Symbology of khatvanga in the Mahavrata

[Note: for the context of this text, see chapter 3.8 section IV.4-5]

(4) [a] Burning Ghat:

In the mahavrata, one has to reside in the forest without coming into the village except for alms and wear the skin with khatvanga, held as a stick. “Khatvangam dandarthe’—that is what Apastamba says. The very word ‘khatvanga’ in its Tamil form ‘Kattankam’ is used by Arurar. The penance is clearly mentioned, “Kaiyatu kapalam katurai volkkai kattankam entiya kaiyar” —’The skull is in his hand; His is the life in the forest; His hand bears or holds the kattankam’. Khatvanga is described by Mr. Gopinatha Rao: “The Khatvanga is a curious sort of club, made up of the bone of the fore-arm or the leg, to the end of which a human skull is attached through the fore-arm”. This khatvanga became the Pallava emblem: they had the khatvanga dhvija.
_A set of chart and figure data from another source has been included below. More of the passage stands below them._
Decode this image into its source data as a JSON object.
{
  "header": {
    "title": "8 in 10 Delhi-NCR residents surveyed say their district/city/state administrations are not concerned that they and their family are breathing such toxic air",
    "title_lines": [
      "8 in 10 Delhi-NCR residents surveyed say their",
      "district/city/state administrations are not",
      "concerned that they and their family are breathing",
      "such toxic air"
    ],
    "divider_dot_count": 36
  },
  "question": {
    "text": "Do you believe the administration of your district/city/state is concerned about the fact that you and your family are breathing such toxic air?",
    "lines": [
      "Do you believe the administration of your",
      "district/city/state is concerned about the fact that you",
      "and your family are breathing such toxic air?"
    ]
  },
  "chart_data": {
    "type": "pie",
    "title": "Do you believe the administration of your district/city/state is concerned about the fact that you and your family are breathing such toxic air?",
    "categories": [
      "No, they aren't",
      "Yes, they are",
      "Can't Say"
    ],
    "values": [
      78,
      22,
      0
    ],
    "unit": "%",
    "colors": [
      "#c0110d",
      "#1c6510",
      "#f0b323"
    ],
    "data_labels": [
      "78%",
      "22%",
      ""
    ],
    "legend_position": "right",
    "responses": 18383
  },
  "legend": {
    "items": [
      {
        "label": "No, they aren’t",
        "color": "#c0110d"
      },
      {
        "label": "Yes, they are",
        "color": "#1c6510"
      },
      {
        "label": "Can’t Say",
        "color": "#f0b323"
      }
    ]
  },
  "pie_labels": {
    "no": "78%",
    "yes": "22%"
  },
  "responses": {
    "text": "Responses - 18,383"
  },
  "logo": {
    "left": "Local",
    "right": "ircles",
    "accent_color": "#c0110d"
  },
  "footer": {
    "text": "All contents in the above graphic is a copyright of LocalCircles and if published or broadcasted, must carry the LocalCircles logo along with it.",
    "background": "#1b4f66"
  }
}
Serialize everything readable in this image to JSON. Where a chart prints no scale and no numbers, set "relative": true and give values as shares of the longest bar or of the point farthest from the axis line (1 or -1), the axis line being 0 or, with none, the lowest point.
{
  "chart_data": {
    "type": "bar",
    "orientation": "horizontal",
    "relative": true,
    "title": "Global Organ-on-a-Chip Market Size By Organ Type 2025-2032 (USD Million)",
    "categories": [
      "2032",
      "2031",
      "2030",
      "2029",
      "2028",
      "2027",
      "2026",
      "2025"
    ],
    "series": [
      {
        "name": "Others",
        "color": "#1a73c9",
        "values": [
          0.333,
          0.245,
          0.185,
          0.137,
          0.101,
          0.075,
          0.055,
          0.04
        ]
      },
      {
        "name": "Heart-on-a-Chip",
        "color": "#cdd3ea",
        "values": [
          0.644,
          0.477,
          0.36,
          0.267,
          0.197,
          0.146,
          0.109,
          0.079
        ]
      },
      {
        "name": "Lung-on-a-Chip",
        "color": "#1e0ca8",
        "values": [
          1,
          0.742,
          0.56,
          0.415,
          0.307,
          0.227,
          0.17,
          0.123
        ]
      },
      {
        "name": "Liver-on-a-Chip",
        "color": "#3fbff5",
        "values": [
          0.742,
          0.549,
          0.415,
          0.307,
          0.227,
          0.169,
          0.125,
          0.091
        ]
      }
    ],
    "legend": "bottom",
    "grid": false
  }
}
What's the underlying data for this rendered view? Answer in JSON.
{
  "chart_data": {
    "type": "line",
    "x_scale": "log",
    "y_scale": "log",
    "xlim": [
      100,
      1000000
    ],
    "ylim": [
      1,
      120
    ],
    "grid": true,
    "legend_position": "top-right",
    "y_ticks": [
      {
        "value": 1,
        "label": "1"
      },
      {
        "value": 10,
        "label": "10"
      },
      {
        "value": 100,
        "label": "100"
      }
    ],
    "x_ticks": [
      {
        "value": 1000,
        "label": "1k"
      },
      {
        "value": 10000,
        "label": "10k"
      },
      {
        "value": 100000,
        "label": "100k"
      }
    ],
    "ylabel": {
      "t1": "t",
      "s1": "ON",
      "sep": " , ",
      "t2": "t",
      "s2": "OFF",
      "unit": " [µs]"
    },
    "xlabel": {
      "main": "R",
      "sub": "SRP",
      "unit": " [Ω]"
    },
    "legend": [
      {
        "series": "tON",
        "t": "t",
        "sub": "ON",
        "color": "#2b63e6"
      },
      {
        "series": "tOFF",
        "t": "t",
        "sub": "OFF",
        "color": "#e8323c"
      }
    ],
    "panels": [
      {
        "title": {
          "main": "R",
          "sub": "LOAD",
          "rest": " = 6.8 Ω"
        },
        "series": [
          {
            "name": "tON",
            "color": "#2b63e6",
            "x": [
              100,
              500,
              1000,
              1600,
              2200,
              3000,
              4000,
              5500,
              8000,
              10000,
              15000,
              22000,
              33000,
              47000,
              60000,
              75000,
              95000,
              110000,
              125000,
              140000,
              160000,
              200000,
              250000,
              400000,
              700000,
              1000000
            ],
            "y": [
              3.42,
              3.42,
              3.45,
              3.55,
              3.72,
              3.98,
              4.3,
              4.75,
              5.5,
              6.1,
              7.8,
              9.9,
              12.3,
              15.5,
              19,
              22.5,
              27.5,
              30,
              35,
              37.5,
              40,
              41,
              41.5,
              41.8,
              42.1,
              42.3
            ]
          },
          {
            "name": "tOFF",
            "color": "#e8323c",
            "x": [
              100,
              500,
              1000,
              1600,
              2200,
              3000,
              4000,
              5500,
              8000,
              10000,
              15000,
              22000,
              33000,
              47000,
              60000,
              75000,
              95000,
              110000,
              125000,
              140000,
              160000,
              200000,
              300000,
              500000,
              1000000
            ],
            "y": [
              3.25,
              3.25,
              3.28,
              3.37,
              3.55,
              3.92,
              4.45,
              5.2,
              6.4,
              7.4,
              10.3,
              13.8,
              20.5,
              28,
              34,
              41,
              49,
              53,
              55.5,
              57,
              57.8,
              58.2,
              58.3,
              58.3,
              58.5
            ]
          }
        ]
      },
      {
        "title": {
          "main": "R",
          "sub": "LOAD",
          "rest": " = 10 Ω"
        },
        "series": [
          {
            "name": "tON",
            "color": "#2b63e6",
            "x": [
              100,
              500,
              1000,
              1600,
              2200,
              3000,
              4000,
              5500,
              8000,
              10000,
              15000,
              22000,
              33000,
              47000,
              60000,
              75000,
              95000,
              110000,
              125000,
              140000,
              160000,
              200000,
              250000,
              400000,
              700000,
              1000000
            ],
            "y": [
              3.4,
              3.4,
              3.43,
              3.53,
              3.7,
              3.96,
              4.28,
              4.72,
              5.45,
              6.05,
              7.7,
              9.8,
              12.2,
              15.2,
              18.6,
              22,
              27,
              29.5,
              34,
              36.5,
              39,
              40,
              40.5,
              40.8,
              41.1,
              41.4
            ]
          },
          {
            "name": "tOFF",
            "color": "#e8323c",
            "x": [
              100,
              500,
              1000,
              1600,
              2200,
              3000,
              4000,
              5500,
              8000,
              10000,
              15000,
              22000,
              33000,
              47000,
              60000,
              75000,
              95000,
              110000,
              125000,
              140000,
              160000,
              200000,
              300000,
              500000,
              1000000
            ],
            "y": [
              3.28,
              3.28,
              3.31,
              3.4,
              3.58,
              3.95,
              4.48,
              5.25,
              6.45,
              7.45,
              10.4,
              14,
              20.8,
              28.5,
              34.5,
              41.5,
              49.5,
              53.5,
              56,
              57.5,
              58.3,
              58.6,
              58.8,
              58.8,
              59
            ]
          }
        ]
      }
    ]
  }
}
Arurar refers to these, ‘You live in the old burning ground’. ‘Your village is the forest; your garment is the skin’,—“Urum katu utaiyum tole’: ‘you will never devoid of your unique attachment to the burning ground’—“Patakattakattu enrum parroliyay” ‘Ho has the forest as the familiar (abode)’—“Payila-k katutaiyan”. ‘Is He of the cremation ground—the charred forest’?—“Kari kataro’?

(5) Khatvanga:

The representation of the Kankala murti is found in the Kailasanatha Temple. This may be taken up along with the Bhikshatana form. Here may be noted the representation of Kankala and Khatvanga. Plate XLVi, fig. 1, gives the panel in front of the second cell from the East end of the large court on the North side of the Kailasanatha Temple. The stick is seen resting on His left shoulder. What is behind is not visible. This is visible as a chaurie in the plate LXI representing the panel on the back of the shrine at the South-west corner of the Vimana. We see the Agamas stating that the Kankala is tied up with probably chaurie as well. There is fig. 2, plate CXIX with a kankala which represents the South side panel on the side wall of Airavatesvara Temple.

The Khatvanga has been identified in one of the panels by Dr. Mlnaksi, in the shrine. It is seen in Rea’s Plate XXXIX, fig. 4. His description had already been mentioned whilst describing the panels containing the Mother. This misinterpretation is due to bad touching up and white-washing. Her interpretation is this: “There are two ganas at the feet of Shiva one above the other. The lower one holds a staff at the top of which we see a skull fixed and sheltered by the hood of a fine serpent entwining the staff”, because of which serpent, as she points out, “the Pallava, ‘the khatvangabhrt’ comes to be called “Pamputaippallavar kdn’\—the chief of the Pallavas with the serpent”. Arurar also speaks of the “Vital arava-k koti";—‘the flag of the Bull and the Serpent’. Pallava had both these emblems—the bull and the khatvanga. Shiva, according to the legend here narrated, has both these flags. In fig. 1, of Plate XLIII in Rea, representing the panel from the north on the North side of court, there is a gana carrying a staff with a joint at the top. What Rea represents as ‘gall’ is possibly the bull. What he calls a lotus is probably the skull and the hood of the serpent. This, therefore, may be taken to be a representation of the khatvanga.